Om zulk een opstand een tweede keer te voorkomen, versterkte Saddam zijn wurggreep op de Koerdische gebieden door het opvoeren van de Arabiseringspolitiek. Koerdische gezinnen werden gedwongen te verhuizen, verloren hun rechten en Arabische families werden in de regio ingeplant. Ook de Koerdische guerrilla bleef getraumatiseerd en verdeeld achter. Het duurde tien jaar vooraleer ze er weer in slaagde een gemeenschappelijk front te vormen.

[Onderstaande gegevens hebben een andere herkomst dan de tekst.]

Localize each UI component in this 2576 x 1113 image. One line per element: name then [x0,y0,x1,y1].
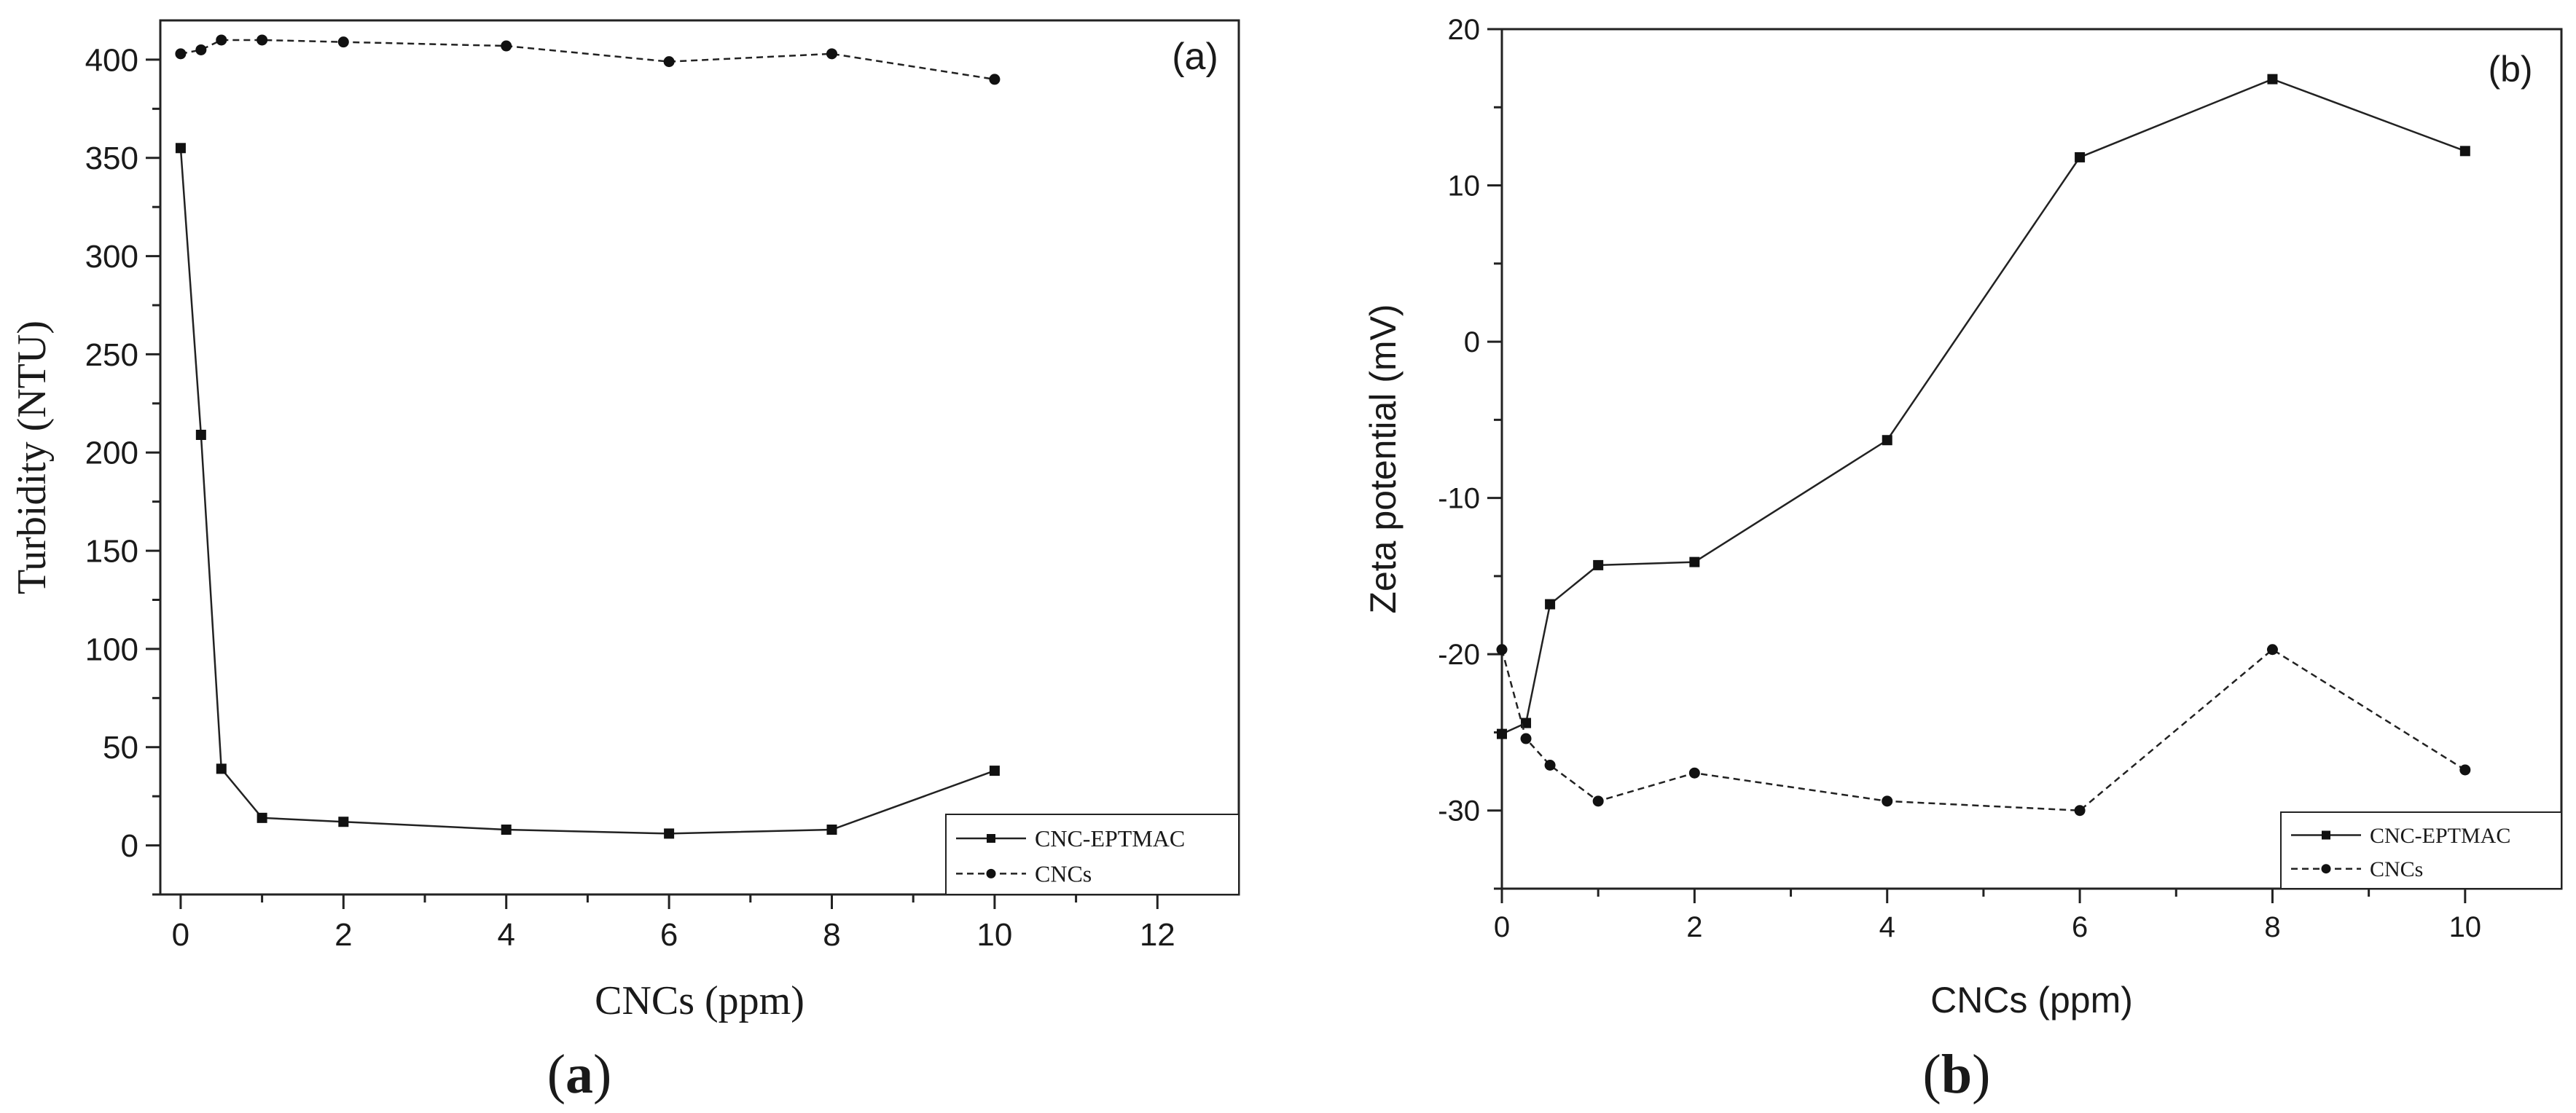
panel-a-x-tick-label: 10 [976,917,1012,953]
panel-a-data-point [195,429,206,440]
panel-a-plot-frame [159,19,1240,896]
panel-a-x-tick-label: 4 [497,917,514,953]
panel-a-data-point [175,48,187,60]
panel-b-panel-tag: (b) [2488,49,2532,90]
panel-a-y-tick-label: 400 [85,42,138,78]
panel-a-y-tick-label: 50 [103,730,138,766]
panel-a-data-point [663,56,675,68]
panel-b-data-point [1497,728,1507,739]
panel-b-y-tick-label: -10 [1438,483,1480,515]
panel-a-legend-label: CNCs [1035,861,1092,887]
panel-b-data-point [2075,152,2086,162]
panel-b-x-axis-label: CNCs (ppm) [1930,980,2133,1020]
panel-a-data-point [216,763,227,774]
panel-b-data-point [1882,435,1892,446]
panel-b-data-point [1520,733,1532,744]
panel-b-x-tick-label: 10 [2449,911,2482,943]
panel-a-chart: 0 2 4 6 8 10 12 0 50 100 150 200 250 300 350 400 CNCs (p… [9,19,1240,1023]
panel-a-legend-label: CNC-EPTMAC [1035,825,1185,852]
panel-a-y-tick-label: 0 [121,828,138,864]
panel-a-caption-letter: a [565,1044,593,1105]
panel-b-data-point [1544,760,1556,771]
panel-b-plot-frame [1500,28,2563,890]
panel-a-legend-box [945,814,1240,895]
panel-b-data-point [2459,764,2471,776]
panel-a-y-tick-label: 150 [85,533,138,569]
panel-b-series-line-cncs [1500,648,2466,811]
panel-b-data-point [1593,559,1604,570]
panel-b-data-point [2267,74,2278,84]
panel-a-data-point [664,828,675,839]
panel-b-x-tick-label: 6 [2072,911,2088,943]
panel-a-x-tick-label: 2 [334,917,352,953]
panel-b-y-axis-label: Zeta potential (mV) [1363,304,1404,613]
panel-a-data-point [216,34,227,46]
panel-a-data-point [195,44,207,55]
panel-a-data-point [337,36,349,48]
panel-a-series-line-cnc-eptmac [179,148,995,835]
panel-a-data-point [338,817,349,827]
panel-b-data-point [2266,644,2278,656]
panel-a-x-tick-label: 12 [1140,917,1175,953]
panel-a-y-tick-label: 250 [85,337,138,373]
panel-b-data-point [1882,795,1893,807]
panel-b-legend-marker [2322,830,2330,840]
panel-a-y-axis-label: Turbidity (NTU) [9,320,55,594]
panel-b-data-point [1521,717,1532,728]
panel-b-data-point [1689,556,1700,567]
panel-a-data-point [989,766,1000,776]
panel-b-y-tick-label: -30 [1438,795,1480,827]
panel-a-caption: (a) [547,1044,612,1105]
panel-a-panel-tag: (a) [1172,36,1218,78]
panel-a-data-point [501,825,512,835]
panel-b-legend-marker [2321,864,2331,874]
panel-b-legend-label: CNC-EPTMAC [2370,824,2510,848]
panel-b-x-tick-label: 2 [1686,911,1702,943]
panel-b-x-tick-label: 0 [1494,911,1510,943]
panel-b-y-tick-label: 20 [1448,14,1481,46]
panel-b-x-tick-label: 8 [2264,911,2280,943]
panel-a-y-tick-label: 300 [85,239,138,275]
panel-a-y-tick-label: 100 [85,632,138,667]
panel-a-y-tick-label: 200 [85,436,138,471]
panel-a-data-point [257,34,268,46]
panel-b-data-point [1496,644,1508,656]
panel-b-data-point [1592,795,1604,807]
panel-a-x-tick-label: 0 [172,917,189,953]
panel-b-legend-label: CNCs [2370,857,2423,881]
panel-b-legend-box [2280,811,2562,889]
panel-b-caption: (b) [1923,1044,1991,1105]
panel-a-series-line-cncs [180,39,995,81]
panel-a-x-axis-label: CNCs (ppm) [595,978,804,1023]
panel-b-caption-letter: b [1941,1044,1972,1105]
panel-a-legend-marker [986,868,996,878]
panel-b-x-tick-label: 4 [1879,911,1895,943]
panel-a-data-point [826,825,837,835]
panel-a-data-point [257,812,267,823]
panel-a-x-tick-label: 8 [823,917,840,953]
panel-a-x-tick-label: 6 [660,917,678,953]
panel-a-legend-marker [987,834,995,843]
panel-a-data-point [826,48,838,60]
panel-a-data-point [175,143,186,154]
panel-b-chart: 0 2 4 6 8 10 -30 -20 -10 0 10 20 CNCs (ppm) Zeta pote… [1363,14,2563,1020]
panel-b-series-line-cnc-eptmac [1501,78,2466,735]
panel-b-data-point [2459,146,2470,157]
panel-a-data-point [989,74,1001,85]
panel-a-y-tick-label: 350 [85,141,138,176]
panel-b-data-point [1545,599,1556,610]
panel-b-data-point [2074,805,2086,817]
panel-b-data-point [1688,767,1700,779]
panel-b-y-tick-label: 10 [1448,170,1481,202]
panel-b-y-tick-label: -20 [1438,639,1480,671]
panel-a-data-point [501,40,512,52]
panel-b-y-tick-label: 0 [1464,326,1480,358]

Gedurende het grootste deel van de Golfoorlog lag Iran in de verdrukking, maar vanaf 1987 leek het de bovenhand te halen. Vooral in het Koerdische grensgebied boekten ze, dankzij de steun van de peshmerga, snel terreinwinst. Saddam voelde zich in het nauw gedreven en stelde al-Majid aan als bevelhebber van het noordelijke Ba’ath-bureau. Deze kreeg op die manier vrije hand om het ‘Koerdische probleem’ op te lossen.
Deze oplossing kreeg vorm als de zogenaamde ‘al-Anfal-campagne’, genoemd naar een soera in de Koran die de regels omtrent het nemen van oorlogsbuit voorschrijft. De al-Anfal-campagne werd met huiveringwekkende bureaucratische precisie uitgewerkt. Ze was bedoeld om de twee voornaamste troeven van het Koerdische front met wortel en tak uit te roeien.
Dit hield op de eerste plaats de brede steun voor de peshmerga onder de lokale bevolking in. Zelfs Koerdische proregeringsmilities konden nooit 100 procent vertrouwd worden door het regime. Daarnaast kenden de peshmerga de bergen op de grens met Iran als hun broekzak. Deze twee elementen creëerden voor de Koerdische milities een geografisch voordeel vergelijkbaar met dat van de Taliban op de grens van Afghanistan en Pakistan.
Als sinds het Ba’ath-regime in 1968 aan de macht kwam, heeft het getracht de demografie en geografie van Koerdistan te breken. Een doorgedreven Arabisering van oliestad Kirkoek en deportaties van tienduizenden Koerden vormden de voornaamste tactieken.
Het doel hiervan was niet zozeer etnische zuivering dan wel het concentreren van de Koerdische bevolking in controleerbare geografische eenheden, de mujamma’at. Deze zogenaamde ‘overwinningssteden’ waren nauwelijks meer dan een concentratiekamp.
Vanaf midden jaren tachtig schakelde de systematische biopolitieke onderwerping van de Koerden een versnelling hoger. Saddam voelde dat de peshmerga zich terug begonnen te verenigen. Een alliantie met Iran zou potentieel zware gevolgen kunnen hebben voor het verdere verloop van de oorlog.
Grote delen van voornamelijk de rurale en bergachtige gebieden die buiten de directe controle van de staat vielen, werden letterlijk ‘verboden terrein’. Alle dorpen en hun inwoners waren per definitie schuldig aan verraad en werden vogelvrij verklaard.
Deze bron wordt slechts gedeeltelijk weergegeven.